Sekumpulan bunga teratai yang tumbuh di Desa Inn Paw Khon, Danau Inle. (Foto: Dok. AseanRecord.World)

Teknik ini lahir dari tangan seorang penenun lokal bernama Paw Sar Ou yang menyadari bahwa tangkai bunga teratai terbentuk dari serat-serat halus layaknya benang pada pakaian. Keindahan bunga teratai yang menggambarkan kemurnian pikiran dalam agama Buddha menginspirasi Paw Sar Ou untuk mengubah bunga teratai menjadi sebuah jubah biksu sebagai bentuk pengabdian dan persembahan suci kepada Buddha. Menurut legenda, Paw Sar Ou menghabiskan waktu kurang lebih setahun penuh untuk untuk mengekstrak dan menenun serat bunga teratai menjadi garmen yang kemudian ia berikan ke seorang kepala biara.

Serat bunga teratai bersifat halus dan fleksibel. Walaupun bukan serat yang paling praktis untuk diolah, namun serat bunga teratai memiliki nilai agama dan budaya yang signifikan di Myanmar. Dalam pengajaran agama Buddha, bunga teratai menggambarkan kemampuan seseorang untuk mengatasi situasi sulit dan menyadari potensi diri, layaknya sebuah bunga teratai yang bermekaran dengan indah meski harus tumbuh di atas permukaan lumpur.

Mengubah Bunga Teratai hingga Membentuk Kain

Bentuk serat yang diekstrak dari dalam batang bunga teratai. (Foto: Pinterest)

Secara keseluruhan proses produksi kain tenun menggunakan bunga teratai terbagi menjadi tiga tahapan. Tahap pertama adalah ekstraksi serat dari bunga teratai. Setiap tahun, bunga teratai akan dipanen saat musim hujan karena panjang bunga teratai akan memanjang mengikuti tingkat curah air dan dianggap memiliki kualitas yang baik ketika air dalam kondisi pasang. Setelah dipanen, masing-masing tangkai bunga dipotong menggunakan pisau dan dengan hati-hati ditarik terpisah agar serat-serat halus di dalamnya pun terlihat. Proses ini seharusnya dilakukan dalam 24 jam sejak dipanen untuk menjaga kondisi batang bunga teratai yang masih basah sehingga lebih mudah diuraikan. Serat-serat dari dalam batang tersebut kemudian direndam dan digulung untuk membentuk benang. Proses ini akan terus diulang hingga terbentuk sekumpulan benang yang panjang. Tahap ini menjadi tahapan yang paling penting karena membutuhkan kesabaran yang ekstra. Maka dari itu, biasanya pengrajin pada tahap ini biasanya merupakan orang tua dan lansia karena anak muda cenderung memiliki tingkat kesabaran yang lebih rendah.
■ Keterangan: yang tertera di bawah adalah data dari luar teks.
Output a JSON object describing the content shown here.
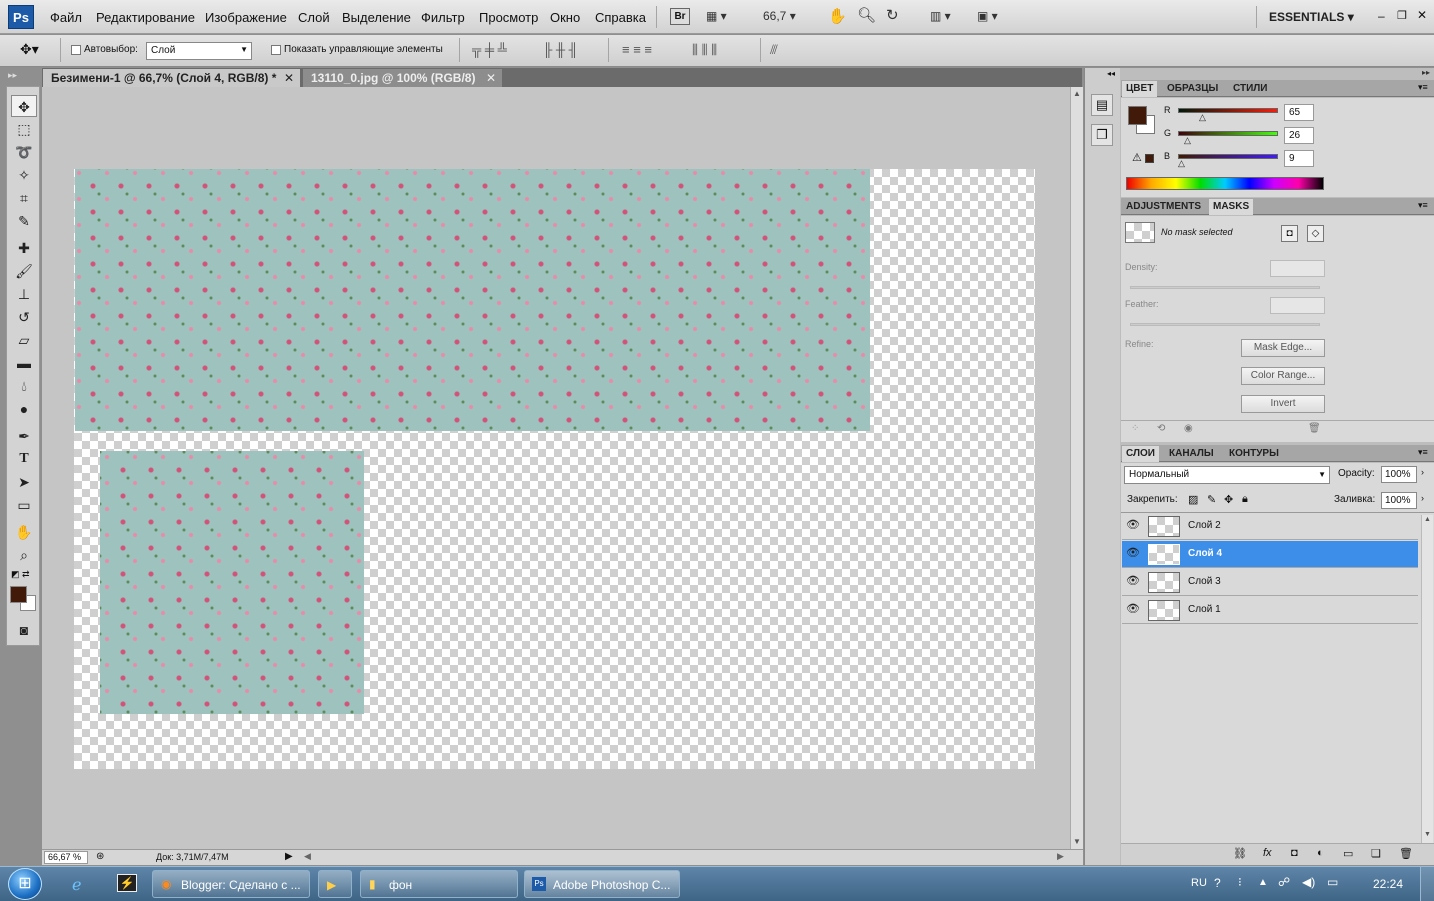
{
  "menubar": {
    "logo": "Ps",
    "items": [
      "Файл",
      "Редактирование",
      "Изображение",
      "Слой",
      "Выделение",
      "Фильтр",
      "Просмотр",
      "Окно",
      "Справка"
    ],
    "zoom": "66,7",
    "workspace": "ESSENTIALS",
    "bridge": "Br"
  },
  "options": {
    "autoselect_label": "Автовыбор:",
    "autoselect_value": "Слой",
    "show_controls_label": "Показать управляющие элементы"
  },
  "tabs": [
    {
      "label": "Безимени-1 @ 66,7% (Слой 4, RGB/8) *",
      "active": true
    },
    {
      "label": "13110_0.jpg @ 100% (RGB/8)",
      "active": false
    }
  ],
  "status": {
    "zoom": "66,67 %",
    "doc": "Док: 3,71М/7,47М"
  },
  "color_panel": {
    "tabs": [
      "ЦВЕТ",
      "ОБРАЗЦЫ",
      "СТИЛИ"
    ],
    "r_label": "R",
    "g_label": "G",
    "b_label": "B",
    "r": "65",
    "g": "26",
    "b": "9",
    "foreground": "#411a09"
  },
  "masks_panel": {
    "tabs": [
      "ADJUSTMENTS",
      "MASKS"
    ],
    "status": "No mask selected",
    "density_label": "Density:",
    "feather_label": "Feather:",
    "refine_label": "Refine:",
    "mask_edge": "Mask Edge...",
    "color_range": "Color Range...",
    "invert": "Invert"
  },
  "layers_panel": {
    "tabs": [
      "СЛОИ",
      "КАНАЛЫ",
      "КОНТУРЫ"
    ],
    "blend_mode": "Нормальный",
    "opacity_label": "Opacity:",
    "opacity": "100%",
    "lock_label": "Закрепить:",
    "fill_label": "Заливка:",
    "fill": "100%",
    "layers": [
      {
        "name": "Слой 2",
        "selected": false
      },
      {
        "name": "Слой 4",
        "selected": true
      },
      {
        "name": "Слой 3",
        "selected": false
      },
      {
        "name": "Слой 1",
        "selected": false
      }
    ]
  },
  "taskbar": {
    "items": [
      "Blogger: Сделано с ...",
      "фон",
      "Adobe Photoshop C..."
    ],
    "lang": "RU",
    "time": "22:24"
  }
}
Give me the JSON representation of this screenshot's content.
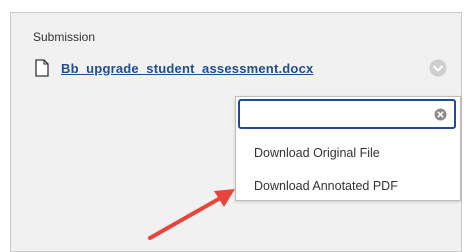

Di tahap kedua, pengrajin lain akan memintal serat mentah ini hingga menjadi sebuah gulungan besar dengan menggunakan alat pemintal yang biasanya terbuat dari roda sepeda yang sudah tidak digunakan lagi. Warna alami benang bunga teratai sedikit menyerupai warna krem, maka untuk menciptakan tekstil dengan warna yang lebih beragam, para pengrajin biasanya akan mewarnai benang di tahap ini menggunakan pewarna alam yang berasal dari kulit pohon, biji-bijian, buah nangka, dan daun bunga teratai. Tahap terakhir adalah ketika para pengrajin menenun benang dari serat teratai tersebut hingga menjadi sebuah produk jadi, seperti jubah atau syal, menggunakan alat tenun bukan mesin.

Proses pemintalan serat bunga teratai
(Foto: Dok. Pichayada Promchertchoo untuk Channel News Asia)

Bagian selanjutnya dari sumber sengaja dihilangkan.